Code inside specify blocks is isolated. In the example above, any changes to $this->user will not be reflected in other code blocks as it is marked with @specify annotation.

Also, you may add Codeception\Verify for BDD-style assertions. This tiny library adds more readable assertions, which is quite nice, if you are always confused about which argument in assert calls is expected and which one is actual:

<?php
verify($user->getName())->equals('john');

Domain Assertions

The more complicated your domain is the more explicit your tests should be. With DomainAssert library you can easily create custom assertion methods for unit and integration tests.

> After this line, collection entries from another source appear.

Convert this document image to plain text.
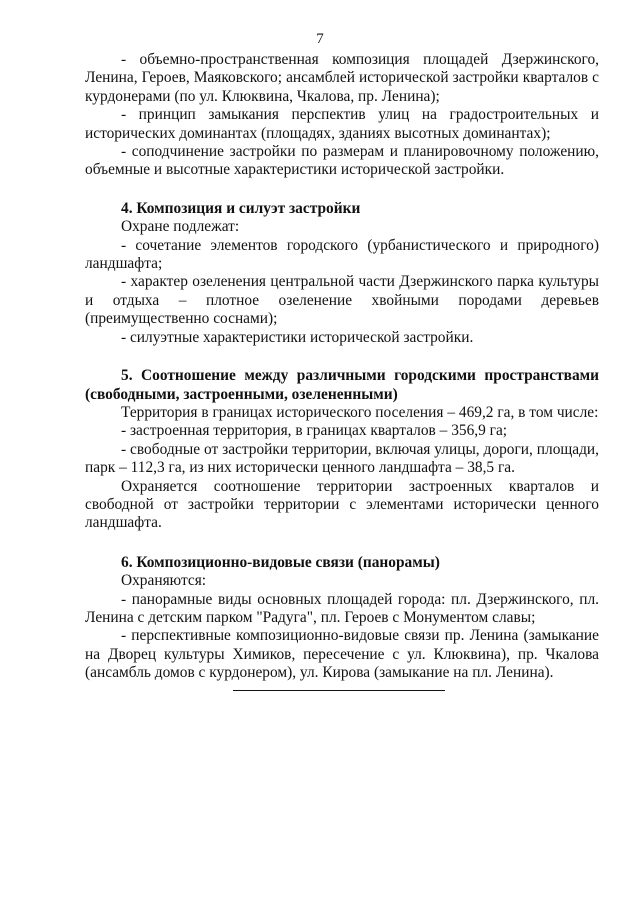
7

- объемно-пространственная композиция площадей Дзержинского, Ленина, Героев, Маяковского; ансамблей исторической застройки кварталов с курдонерами (по ул. Клюквина, Чкалова, пр. Ленина);

- принцип замыкания перспектив улиц на градостроительных и исторических доминантах (площадях, зданиях высотных доминантах);

- соподчинение застройки по размерам и планировочному положению, объемные и высотные характеристики исторической застройки.

4. Композиция и силуэт застройки

Охране подлежат:

- сочетание элементов городского (урбанистического и природного) ландшафта;

- характер озеленения центральной части Дзержинского парка культуры и отдыха – плотное озеленение хвойными породами деревьев (преимущественно соснами);

- силуэтные характеристики исторической застройки.

5. Соотношение между различными городскими пространствами (свободными, застроенными, озелененными)

Территория в границах исторического поселения – 469,2 га, в том числе:

- застроенная территория, в границах кварталов – 356,9 га;

- свободные от застройки территории, включая улицы, дороги, площади, парк – 112,3 га, из них исторически ценного ландшафта – 38,5 га.

Охраняется соотношение территории застроенных кварталов и свободной от застройки территории с элементами исторически ценного ландшафта.

6. Композиционно-видовые связи (панорамы)

Охраняются:

- панорамные виды основных площадей города: пл. Дзержинского, пл. Ленина с детским парком "Радуга", пл. Героев с Монументом славы;

- перспективные композиционно-видовые связи пр. Ленина (замыкание на Дворец культуры Химиков, пересечение с ул. Клюквина), пр. Чкалова (ансамбль домов с курдонером), ул. Кирова (замыкание на пл. Ленина).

It allows to reuse business rules inside assertion methods:

<?php
$user = new User;

// simple custom assertions below:
$this->assertUserIsValid($user);
$this->assertUserIsAdmin($user);

// use combined explicit assertion
// to tell what you expect to check
$this->assertUserCanPostToBlog($user, $blog);
// instead of just calling a bunch of assertions
$this->assertNotNull($user);
$this->assertNotNull($blog);
$this->assertContain($user, $blog->getOwners());

With custom assertion methods you can improve readability of your tests and keep them focused around the specification.

AspectMock

AspectMock is an advanced mocking framework which allows you to replace any methods of any class in a test. Static methods, class methods, date and time functions can be easily replaced with AspectMock. For instance, you can test singletons!

<?php
public function testSingleton()
{
	$class = MySingleton::getInstance();
	$this->assertInstanceOf('MySingleton', $class);
	test::double('MySingleton', ['getInstance' => new DOMDocument]);
	$this->assertInstanceOf('DOMDocument', $class);
}

Conclusion

PHPUnit tests are first-class citizens in test suites. Whenever you need to write and execute unit tests, you don’t need to install PHPUnit separately, but use Codeception directly to execute them. Some nice features can be added to common unit tests by integrating Codeception modules. For most unit and integration testing, PHPUnit tests are enough. They run fast, and are easy to maintain.